Based on previous work, Worobey thinks that a similar process may explain the unusual mortality patterns caused by the 1918 flu pandemic, which was more deadly among young adults.
"When I was finishing up that work and looking at the age patterns, I noticed something interesting," he said. "Those young adults were killed by an H1 virus, and from blood analyzed many decades later there is a pretty strong indication that those individuals had been exposed to a mismatched H3 as children and were therefore not protected against H1.
"The fact that we are seeing exactly the same pattern with current H5N1 and H7N9 cases suggests that the same fundamental processes may govern both the historic 1918 pandemic and today's contenders for the next big flu pandemic."
In their latest paper, Worobey and co-authors not only show that there is a 75 percent protection rate against severe disease and 80 percent protection rate against death if patients had been exposed to a matched virus as children, but also that one can take that information and make predictions about H5N1, H7N9 and other potential causes of future pandemics.

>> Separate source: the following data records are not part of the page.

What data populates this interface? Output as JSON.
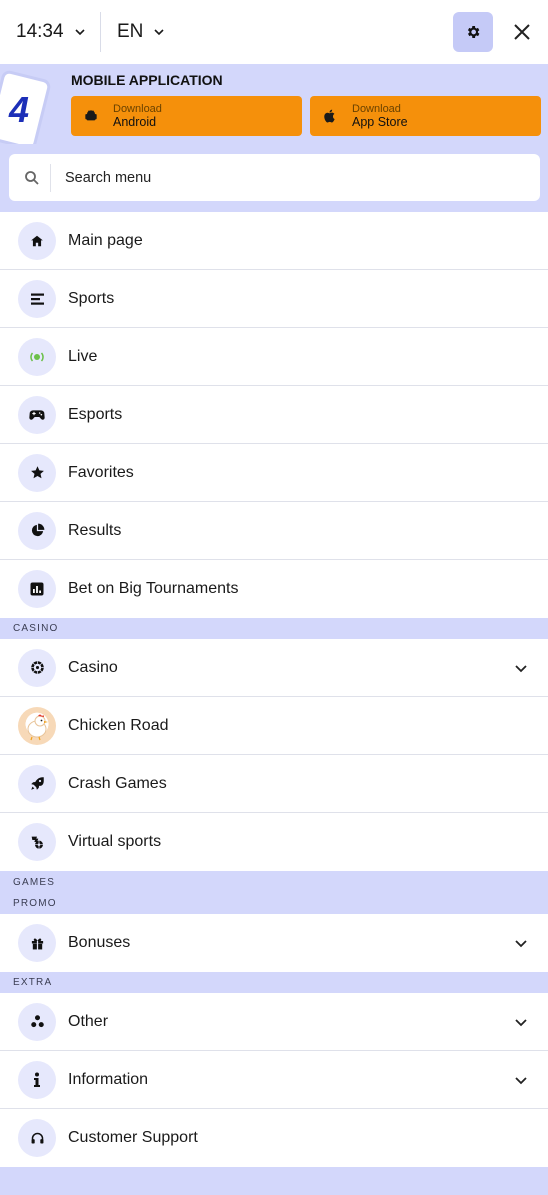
{
  "header": {
    "time": "14:34",
    "language": "EN",
    "settings_icon": "gear-icon",
    "close_icon": "close-icon"
  },
  "app_banner": {
    "title": "MOBILE APPLICATION",
    "logo_text": "4",
    "android": {
      "small": "Download",
      "big": "Android",
      "icon": "android-icon"
    },
    "ios": {
      "small": "Download",
      "big": "App Store",
      "icon": "apple-icon"
    }
  },
  "search": {
    "placeholder": "Search menu",
    "icon": "search-icon"
  },
  "main_menu": [
    {
      "label": "Main page",
      "icon": "home-icon"
    },
    {
      "label": "Sports",
      "icon": "sports-list-icon"
    },
    {
      "label": "Live",
      "icon": "live-broadcast-icon"
    },
    {
      "label": "Esports",
      "icon": "gamepad-icon"
    },
    {
      "label": "Favorites",
      "icon": "star-icon"
    },
    {
      "label": "Results",
      "icon": "pie-chart-icon"
    },
    {
      "label": "Bet on Big Tournaments",
      "icon": "bar-chart-icon"
    }
  ],
  "sections": {
    "casino": "CASINO",
    "games": "GAMES",
    "promo": "PROMO",
    "extra": "EXTRA"
  },
  "casino_menu": [
    {
      "label": "Casino",
      "icon": "roulette-icon",
      "expandable": true
    },
    {
      "label": "Chicken Road",
      "icon": "chicken-icon",
      "expandable": false
    },
    {
      "label": "Crash Games",
      "icon": "rocket-icon",
      "expandable": false
    },
    {
      "label": "Virtual sports",
      "icon": "virtual-sports-icon",
      "expandable": false
    }
  ],
  "promo_menu": [
    {
      "label": "Bonuses",
      "icon": "gift-icon",
      "expandable": true
    }
  ],
  "extra_menu": [
    {
      "label": "Other",
      "icon": "three-dots-icon",
      "expandable": true
    },
    {
      "label": "Information",
      "icon": "info-icon",
      "expandable": true
    },
    {
      "label": "Customer Support",
      "icon": "headset-icon",
      "expandable": false
    }
  ],
  "colors": {
    "band": "#d3d7fb",
    "icon_circle": "#e6e8fc",
    "download_button": "#f5900b",
    "settings_button": "#c5caf7",
    "live_dot": "#6cc04a"
  }
}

"If either of these viruses were to successfully jump from birds into humans, we now know something about the age groups that they would be hit the hardest," Worobey said, adding that efforts to develop a universal flu vaccine hinge on such insights because "such a vaccine would likely target the same conserved protein motifs on the virus surface that underlie this age-specific pattern."
Based on these findings, Worobey said future research should try to elucidate the exact mechanism underlying the immunological imprinting and finding out possible ways to modify it with a vaccine.

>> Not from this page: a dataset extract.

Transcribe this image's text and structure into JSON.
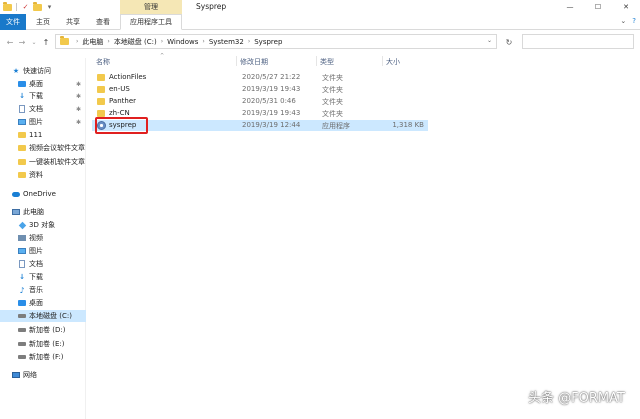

"In a way it's a good-news, bad-news story," he said. "It's good news in the sense that we can now see the factor that really explains a big part of the story: Your first infection sets you up for either success or failure in a huge way, even against 'novel' flu strains. The bad news is the very same imprinting that provides such great protection may be difficult to alter with vaccines: A good universal vaccine should provide protection where you lack it most, but the epidemiological data suggest we may be locked into strong protection against just half of the family tree of flu strains."